Chapitre 17

1 0 0
                                    

Affalé sur le siège de Rylad derrière son bureau, Altaïr se faisait asperger de désinfectant par Goldrich, le copropriétaire de la discothèque. Le gros allemand n'y allait pas avec le dos de la cuiller et avait imbibé tout entier le torchon avec lequel il soignait les blessures. Les picotements lui décollaient la peau.

Quand Goldrich le laissa seul un court instant, Altaïr activa son Pod après avoir ressenti une vibration dans le bras. Sur l'écran, deux lumières clignotèrent succinctement, une rouge et une verte, et le Pod se désactiva. Les supérieurs d'Altaïr allaient lui apporter le matériel qu'il demandait, mais refusaient en revanche qu'il se mette en danger pour Rylad. Salauds. La mission primait avant tout. L'objectif était de neutraliser Farletti, de photographier ses activités compromettantes et rien d'autre. Salauds. Il enleva les munitions endormantes de son pistolet pour n'y mettre qu'une seule cartouche.

« Alors ? demanda Goldrich en revenant dans le bureau.

— Ça devrait aller, répondit Altaïr.

— Je ne parle pas de toi.

Je pense bien oui...

— Pour Rylad, demanda Goldrich, qu'est-ce qui se passe ? »

Altaïr lui montra le message de Farletti avec la photographie de la petite Géorgienne bâillonnée dans une pièce. L'allemand devint pâle, très inquiet.

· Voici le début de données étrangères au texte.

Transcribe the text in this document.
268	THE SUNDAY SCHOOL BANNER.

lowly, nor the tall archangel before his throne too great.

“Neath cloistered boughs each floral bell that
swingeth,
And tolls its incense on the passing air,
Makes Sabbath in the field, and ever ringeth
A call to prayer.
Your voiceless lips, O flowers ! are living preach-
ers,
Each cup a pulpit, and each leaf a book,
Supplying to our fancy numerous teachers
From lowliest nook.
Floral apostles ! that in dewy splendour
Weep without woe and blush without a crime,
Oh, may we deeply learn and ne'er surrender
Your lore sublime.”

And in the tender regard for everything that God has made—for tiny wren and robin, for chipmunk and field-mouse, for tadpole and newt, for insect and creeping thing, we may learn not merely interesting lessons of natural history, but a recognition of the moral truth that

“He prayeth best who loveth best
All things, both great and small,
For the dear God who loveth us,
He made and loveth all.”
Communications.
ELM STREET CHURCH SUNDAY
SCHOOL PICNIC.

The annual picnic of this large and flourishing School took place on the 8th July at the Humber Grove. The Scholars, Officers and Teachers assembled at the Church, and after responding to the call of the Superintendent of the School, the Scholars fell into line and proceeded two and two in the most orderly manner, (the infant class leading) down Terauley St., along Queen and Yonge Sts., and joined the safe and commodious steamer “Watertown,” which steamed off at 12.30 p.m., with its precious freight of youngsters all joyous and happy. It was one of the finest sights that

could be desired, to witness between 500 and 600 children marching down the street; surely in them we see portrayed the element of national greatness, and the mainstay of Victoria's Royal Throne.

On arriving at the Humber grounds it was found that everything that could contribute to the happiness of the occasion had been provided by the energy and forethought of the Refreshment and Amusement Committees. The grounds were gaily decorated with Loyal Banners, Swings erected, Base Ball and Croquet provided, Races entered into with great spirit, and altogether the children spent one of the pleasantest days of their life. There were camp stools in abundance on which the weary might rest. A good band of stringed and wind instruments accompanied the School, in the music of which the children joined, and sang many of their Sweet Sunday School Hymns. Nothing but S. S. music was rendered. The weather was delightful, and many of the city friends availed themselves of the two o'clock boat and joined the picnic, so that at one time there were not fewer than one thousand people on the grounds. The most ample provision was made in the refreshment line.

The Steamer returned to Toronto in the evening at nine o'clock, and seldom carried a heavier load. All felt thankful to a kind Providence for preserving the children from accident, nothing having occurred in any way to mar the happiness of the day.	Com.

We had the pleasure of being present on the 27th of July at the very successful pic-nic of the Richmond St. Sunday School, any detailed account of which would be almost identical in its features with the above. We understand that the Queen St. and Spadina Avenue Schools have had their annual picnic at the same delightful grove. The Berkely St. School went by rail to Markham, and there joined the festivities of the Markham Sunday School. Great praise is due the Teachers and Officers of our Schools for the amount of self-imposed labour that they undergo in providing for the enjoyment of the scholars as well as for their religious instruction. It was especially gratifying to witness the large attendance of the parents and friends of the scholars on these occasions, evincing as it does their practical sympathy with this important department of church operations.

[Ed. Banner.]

« Bon sang, ce mec ne plaisante pas...

— Je vais m'en occuper, le rassura Altaïr.

— Comment ? Regarde dans l'état que tu es. »

C'est vrai qu'il avait mauvaise mine. Son visage était boursouflé et rougi, de la pommette jusqu'à l'arcade. Les effets de l'amphétamine s'étaient évanouis depuis longtemps et la douleur était telle qu'elle semblait fissurer sa boîte crânienne sans la faire exploser, de sorte que la douleur ne pouvait en sortir et y restait comprimée. Les sensations de confiance en soi s'étaient elles aussi évaporées, au cours de l'heure et demie écoulée depuis qu'il avait croqué dans la capsule.

Pour autant, il avait déjà un bon nombre de pièces en main pour faire tomber Farletti, ce qui aurait dû le réjouir. Voilà maintenant plus de sept longs et pénibles mois qu'il travaillait à Port Hamad, espérant chaque jour mettre en place un tel plan, visant à destituer le milanais. Quoi qu'on puisse penser de ses méthodes, son plan avait fonctionné. Certes, il devait encore nourrir le rapport qu'il enverrait à Gusta-Karilh, le directeur logistique du Moyen-Orient, en plus de l'enregistrement audio. Avec tous ces éléments, une enquête d'activités prouverait la vérité et le vote des ouvriers placerait Altaïr au poste de gestionnaire. Bingo !

Non, la véritable raison de son scepticisme quant au dénouement de cette histoire, c'était de douter que Rylad puisse s'en sortir. Il avait déjà pris sa décision, il ferait fi des ordres reçus. Il ferait tout pour la sauver, mais il en doutait sérieusement. Il avait été sérieusement amoché par le grand porte-flingue.

« Tu vas avoir besoin d'aide.

— Non, Goldrich. Surtout pas. Si tu t'y mêles, je n'aurai plus aucun contrôle. Je n'ai déjà pas beaucoup de marge de manœuvre. Non, c'est à moi et moi seul de résoudre tout ça.

— Et si tu échoues ?

— Alors tu hériteras seul de la direction de la discothèque. »

Il fit de gros yeux et réprima un sourire, visiblement appâté par ce qu'il venait d'entendre. Le parfait rapace, dans toute sa splendeur.

« Où vas-tu ? s'étonna-t-il en voyant Altaïr se lever de sa chaise.

— Dormir. Tu n'aurais pas un lit à me prêter ? Histoire que je sois frais pour ce soir.